CAIA Research Seminars Close Window
Title: The Impact of Active Queue Management on DASH-based Content Delivery
Speaker: Jonathan Kua
Date: 11:30am, 27th Oct 2016
Venue: EN615, Level 6, EN Building
Abstract: With Netflix and YouTube accounting for more than 50% of North American, fixed network peak download traffic in 2015, video streaming is a significant source of Internet traffic. Dynamic Adaptive Streaming over HTTP (DASH) is a recent standard for live and on-demand video streaming services, where clients adapt their behaviour on-the-fly to match regularly updated estimates of network capacity. Consumer DASH streams are likely to be bottlenecked by last-mile ISP links, and impacted by emerging active queue management (AQM) schemes being deployed to counter bufferbloat. We experimentally characterise and evaluate the impact of bottlenecks utilising PIE, FQ-PIE, CoDel and FQ-CoDel AQM schemes on DASH streams. We show that PIE's higher burst tolerance provides better streaming quality for single DASH stream over moderate to high RTT paths and when coupled with a FlowQueue scheduler's flow isolation capabilities, FQ-PIE protects DASH streams in the presence of cross-traffic.

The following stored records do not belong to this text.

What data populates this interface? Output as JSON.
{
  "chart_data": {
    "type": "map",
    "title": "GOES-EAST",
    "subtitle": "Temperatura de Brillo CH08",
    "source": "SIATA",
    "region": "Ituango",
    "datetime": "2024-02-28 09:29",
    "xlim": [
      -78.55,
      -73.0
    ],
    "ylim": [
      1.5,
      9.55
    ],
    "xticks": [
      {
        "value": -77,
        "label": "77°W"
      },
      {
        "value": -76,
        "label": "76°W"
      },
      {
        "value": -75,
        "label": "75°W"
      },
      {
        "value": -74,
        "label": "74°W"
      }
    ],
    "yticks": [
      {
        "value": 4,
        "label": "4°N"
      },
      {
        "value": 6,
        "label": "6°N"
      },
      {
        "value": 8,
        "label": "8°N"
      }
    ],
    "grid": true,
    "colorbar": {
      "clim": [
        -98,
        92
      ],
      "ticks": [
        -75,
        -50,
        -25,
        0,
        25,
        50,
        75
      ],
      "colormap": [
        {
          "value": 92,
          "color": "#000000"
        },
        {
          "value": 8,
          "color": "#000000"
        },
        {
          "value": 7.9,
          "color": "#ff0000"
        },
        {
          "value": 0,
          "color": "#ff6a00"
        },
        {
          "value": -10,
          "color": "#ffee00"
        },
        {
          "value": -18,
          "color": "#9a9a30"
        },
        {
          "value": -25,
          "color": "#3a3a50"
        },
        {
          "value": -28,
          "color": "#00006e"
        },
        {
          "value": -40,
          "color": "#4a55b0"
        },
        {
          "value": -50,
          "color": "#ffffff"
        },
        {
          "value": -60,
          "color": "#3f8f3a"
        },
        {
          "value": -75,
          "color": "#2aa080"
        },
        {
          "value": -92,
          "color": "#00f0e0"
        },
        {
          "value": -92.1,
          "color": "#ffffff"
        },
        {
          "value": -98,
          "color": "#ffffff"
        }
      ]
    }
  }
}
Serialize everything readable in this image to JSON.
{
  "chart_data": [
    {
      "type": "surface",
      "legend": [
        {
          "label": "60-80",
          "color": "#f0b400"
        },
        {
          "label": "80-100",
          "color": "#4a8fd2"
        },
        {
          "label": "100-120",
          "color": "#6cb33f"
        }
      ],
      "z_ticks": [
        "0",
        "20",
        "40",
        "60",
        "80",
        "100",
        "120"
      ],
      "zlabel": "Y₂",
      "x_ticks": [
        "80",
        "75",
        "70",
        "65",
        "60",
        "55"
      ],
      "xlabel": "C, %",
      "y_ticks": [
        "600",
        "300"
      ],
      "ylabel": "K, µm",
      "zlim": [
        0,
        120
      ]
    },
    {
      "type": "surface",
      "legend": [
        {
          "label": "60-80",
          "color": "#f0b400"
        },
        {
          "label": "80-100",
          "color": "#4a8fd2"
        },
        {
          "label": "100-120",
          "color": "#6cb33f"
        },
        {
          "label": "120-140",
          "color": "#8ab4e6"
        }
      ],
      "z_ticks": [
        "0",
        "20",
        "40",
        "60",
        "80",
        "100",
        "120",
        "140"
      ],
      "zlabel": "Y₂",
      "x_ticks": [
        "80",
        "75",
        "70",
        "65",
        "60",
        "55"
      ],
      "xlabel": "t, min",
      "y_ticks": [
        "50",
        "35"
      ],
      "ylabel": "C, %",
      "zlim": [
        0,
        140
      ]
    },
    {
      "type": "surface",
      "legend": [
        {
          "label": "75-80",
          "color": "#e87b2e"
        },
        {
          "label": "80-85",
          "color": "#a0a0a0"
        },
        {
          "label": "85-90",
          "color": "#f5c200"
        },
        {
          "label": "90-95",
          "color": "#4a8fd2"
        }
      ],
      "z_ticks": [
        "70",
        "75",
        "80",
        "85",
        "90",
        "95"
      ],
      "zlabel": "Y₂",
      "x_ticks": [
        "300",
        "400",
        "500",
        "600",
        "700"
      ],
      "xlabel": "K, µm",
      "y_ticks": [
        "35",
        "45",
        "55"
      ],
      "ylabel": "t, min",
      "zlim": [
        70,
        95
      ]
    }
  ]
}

This seminar is a trial run for a paper to be presented at the 41st IEEE Conference on Local Computer Networks (LCN) which will be held in Dubai (http://ieeelcn.org/).

Biography: Jonathan has received his Bachelor of Engineering (Telecommunication and Network Engineering) degree with First Class Honours from Swinburne University of Technology, Melbourne in 2014. He is currently a PhD candidate at the Centre for Advanced Internet Architectures (CAIA).